The winning hat was made out of a surfboard, with a starting gate drawn on it. That somehow remained atop a head long enough to be judged. Other hat contenders were a shipwreck with a skeleton and a 6-foot seahorse.
Hard to believe that shipwreck one got beat. Olympic gymnastics judges and Del Mar hat judges are hard to figure.
Wednesday was a day when lines at the betting windows were long, and lines at the ladies room were longer. It was a day when tipsy females in 6-inch stiletto heels wobbled past pictures of Bing Crosby and asked their companions, “Who’s that?”
It was such a total ladies day that two female jockeys, Chantal Sutherland and Kayla Stra, won races. That had never happened before on one racing card at Del Mar.
While there may be some grumbling by the traditionalists about this kind of circus breaking out on a race day, Del Mar chief executive Joe Harper was making no apologies.
Nor should he.
“We are exposing lots of people to racing that we wouldn’t normally see before,” he said. “We are making new fans for racing, or at least for Del Mar.”

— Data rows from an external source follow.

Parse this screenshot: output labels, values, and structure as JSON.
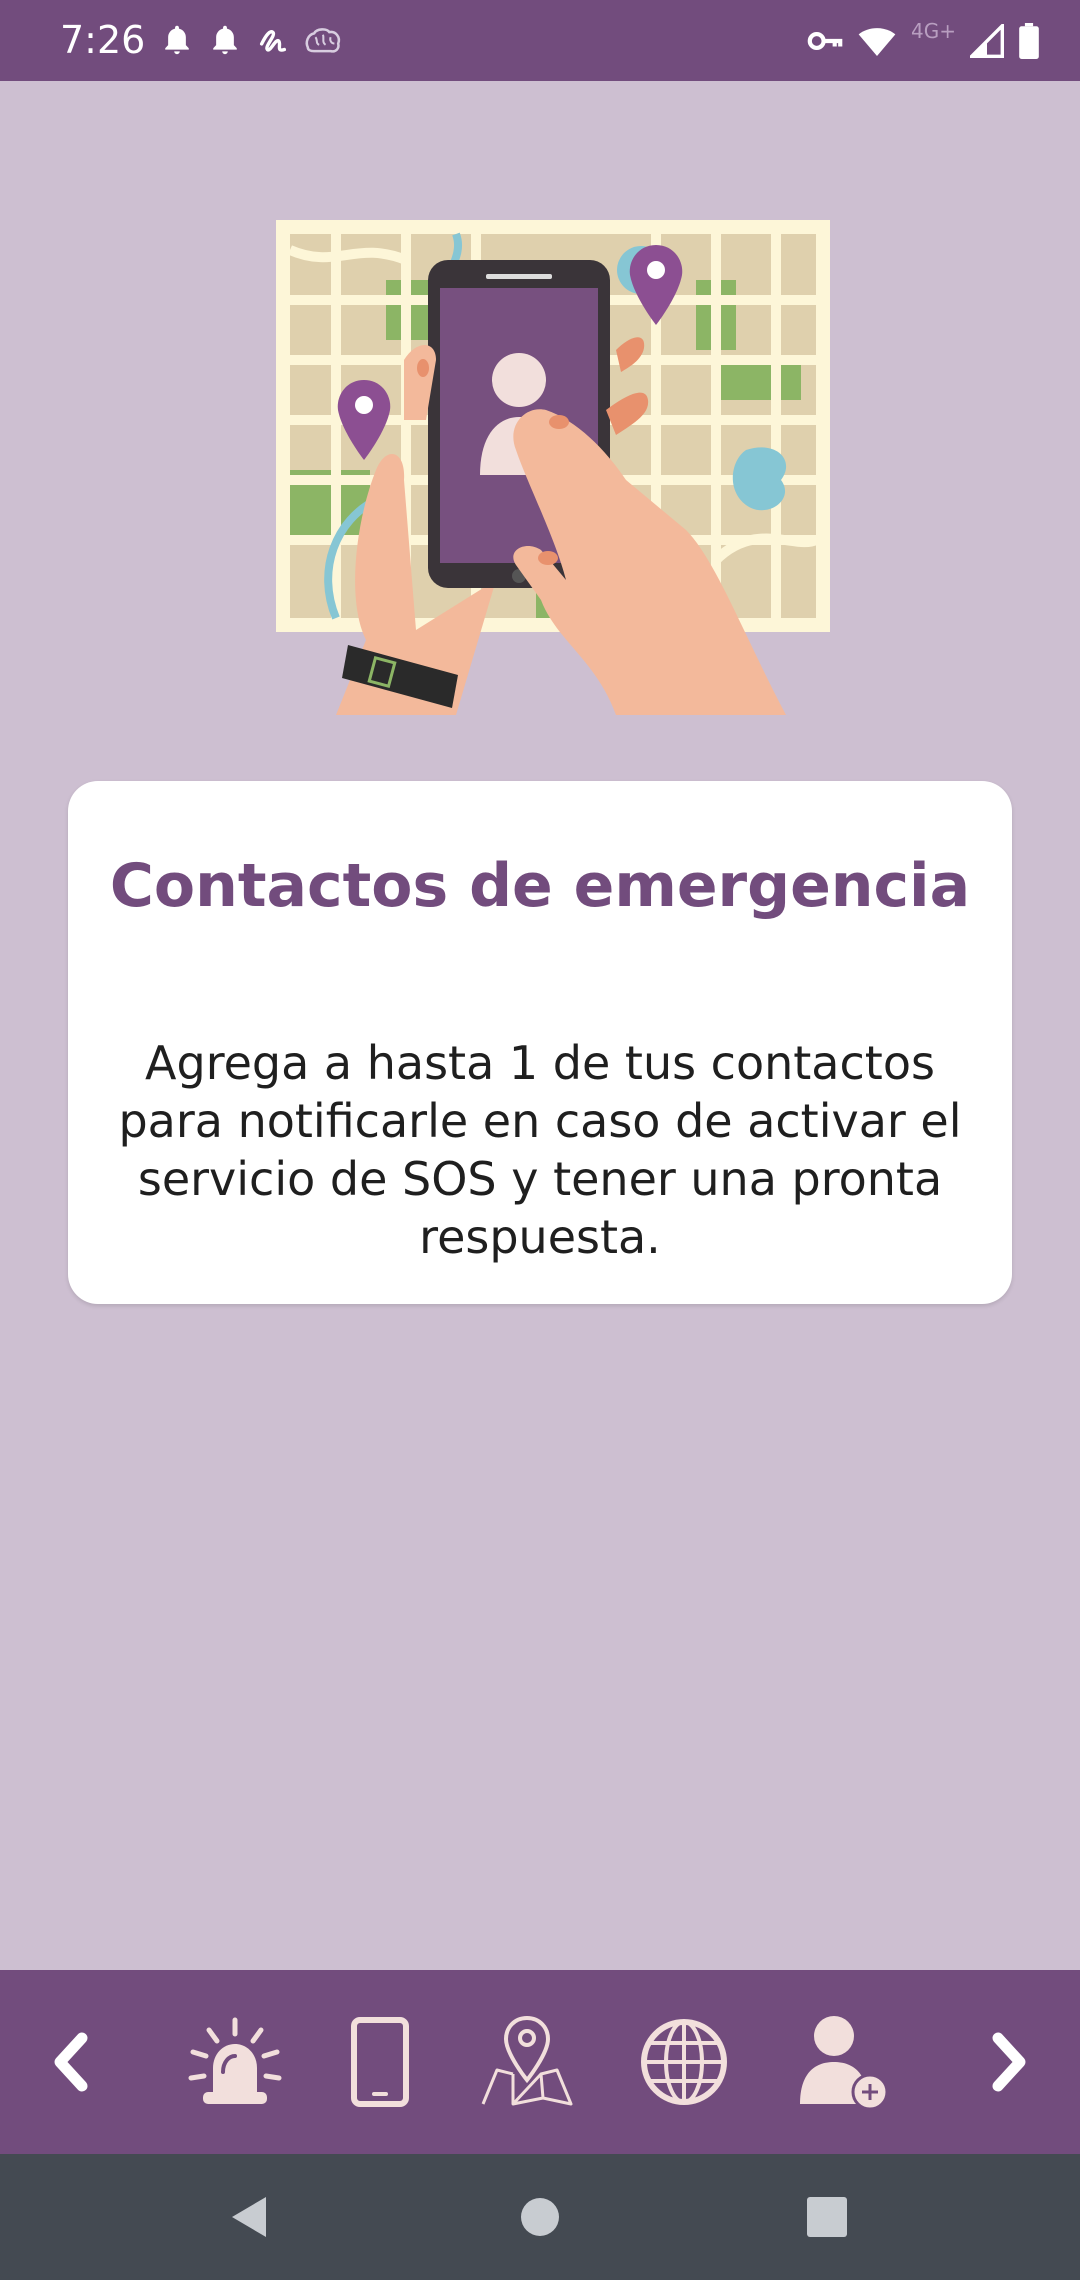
{
  "status_bar": {
    "time": "7:26",
    "network_label": "4G+",
    "left_icons": [
      "bell-icon",
      "bell-icon",
      "scribble-icon",
      "brain-icon"
    ],
    "right_icons": [
      "key-icon",
      "wifi-icon",
      "signal-icon",
      "battery-icon"
    ]
  },
  "illustration": {
    "icon": "map-phone-illustration"
  },
  "card": {
    "title": "Contactos de emergencia",
    "body": "Agrega a hasta 1 de tus contactos para notificarle en caso de activar el servicio de SOS y tener una pronta respuesta."
  },
  "toolbar": {
    "items": [
      "chevron-left-icon",
      "siren-icon",
      "smartphone-icon",
      "map-pin-icon",
      "globe-icon",
      "add-contact-icon",
      "chevron-right-icon"
    ]
  },
  "system_nav": {
    "items": [
      "back-icon",
      "home-icon",
      "recents-icon"
    ]
  },
  "colors": {
    "primary": "#724c7d",
    "background": "#cdbfd1",
    "card": "#ffffff",
    "icon_light": "#f2dfdc",
    "system_nav": "#444a52"
  }
}
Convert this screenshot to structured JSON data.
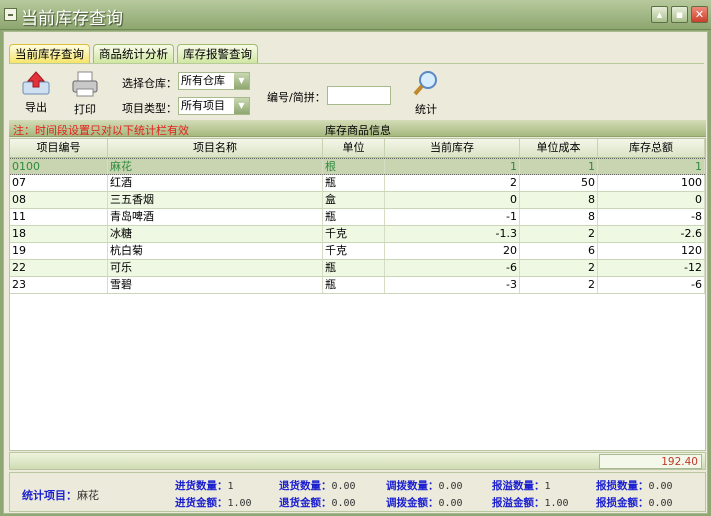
{
  "window": {
    "title": "当前库存查询"
  },
  "tabs": [
    "当前库存查询",
    "商品统计分析",
    "库存报警查询"
  ],
  "toolbar": {
    "export": "导出",
    "print": "打印",
    "stats": "统计",
    "warehouse_label": "选择仓库：",
    "warehouse_value": "所有仓库",
    "type_label": "项目类型：",
    "type_value": "所有项目",
    "code_label": "编号/简拼：",
    "code_value": ""
  },
  "note": "注：时间段设置只对以下统计栏有效",
  "grid_caption": "库存商品信息",
  "columns": [
    "项目编号",
    "项目名称",
    "单位",
    "当前库存",
    "单位成本",
    "库存总额"
  ],
  "rows": [
    [
      "0100",
      "麻花",
      "根",
      "1",
      "1",
      "1"
    ],
    [
      "07",
      "红酒",
      "瓶",
      "2",
      "50",
      "100"
    ],
    [
      "08",
      "三五香烟",
      "盒",
      "0",
      "8",
      "0"
    ],
    [
      "11",
      "青岛啤酒",
      "瓶",
      "-1",
      "8",
      "-8"
    ],
    [
      "18",
      "冰糖",
      "千克",
      "-1.3",
      "2",
      "-2.6"
    ],
    [
      "19",
      "杭白菊",
      "千克",
      "20",
      "6",
      "120"
    ],
    [
      "22",
      "可乐",
      "瓶",
      "-6",
      "2",
      "-12"
    ],
    [
      "23",
      "雪碧",
      "瓶",
      "-3",
      "2",
      "-6"
    ]
  ],
  "total": "192.40",
  "stats": {
    "item_label": "统计项目：",
    "item_value": "麻花",
    "fields": [
      {
        "label": "进货数量：",
        "value": "1"
      },
      {
        "label": "进货金额：",
        "value": "1.00"
      },
      {
        "label": "退货数量：",
        "value": "0.00"
      },
      {
        "label": "退货金额：",
        "value": "0.00"
      },
      {
        "label": "调拨数量：",
        "value": "0.00"
      },
      {
        "label": "调拨金额：",
        "value": "0.00"
      },
      {
        "label": "报溢数量：",
        "value": "1"
      },
      {
        "label": "报溢金额：",
        "value": "1.00"
      },
      {
        "label": "报损数量：",
        "value": "0.00"
      },
      {
        "label": "报损金额：",
        "value": "0.00"
      }
    ]
  }
}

The numbers, like the dresses, were quite revealing.
The total handle on track — the amount of money bet on site at Del Mar — increased a startling 9.47% over last year, to $4,174,139. Programs sold out earlier than ever before and the food and beverage people reported $1.5 million in sales, best ever. One veteran reporter observed that the bulk of that was beverage.
A certain numbness appeared to encompass the over-served crowd by feature-race time, and it was back to racing on center stage.
Mr. Commons, who paid $4.20, $3.60 and $2.60, held off Patrick Valenzuela on Burns and Garrett Gomez on Extensive. That brought the familiar scene near the winner’s circle of Shirreffs reaching up to shake jockey Mike Smith’s hand. The two had combined for victories with the legendary Zenyatta in 16 of 17 races, including three times here in the Clement Hirsch Stakes.
For veteran jockey Smith, it was a smooth start to a meeting that may get bumpy.
On Aug. 7, he has agreed to a match race against his former girlfriend, Sutherland, who has remained in Southern California to race for the first time, skipping the summer-fall meeting at Woodbine in Toronto, where she has been leading rider several times.
The race, a promotional gimmick titled “Battle of the Exes,” might look like fun, until you hear from Sutherland.
“They haven’t chosen the horses for it yet,” Sutherland told a TV reporter, “but I rode a horse called Ex Lover and there’s one called Liarliarliar. I’m hoping I would ride Ex Lover and Mike would ride Liarliarliar.”
Picture another ladies day at Del Mar that Aug. 7. Picture thousands saluting him with empty ring fingers.
The fun never stops where the turf meets the surf.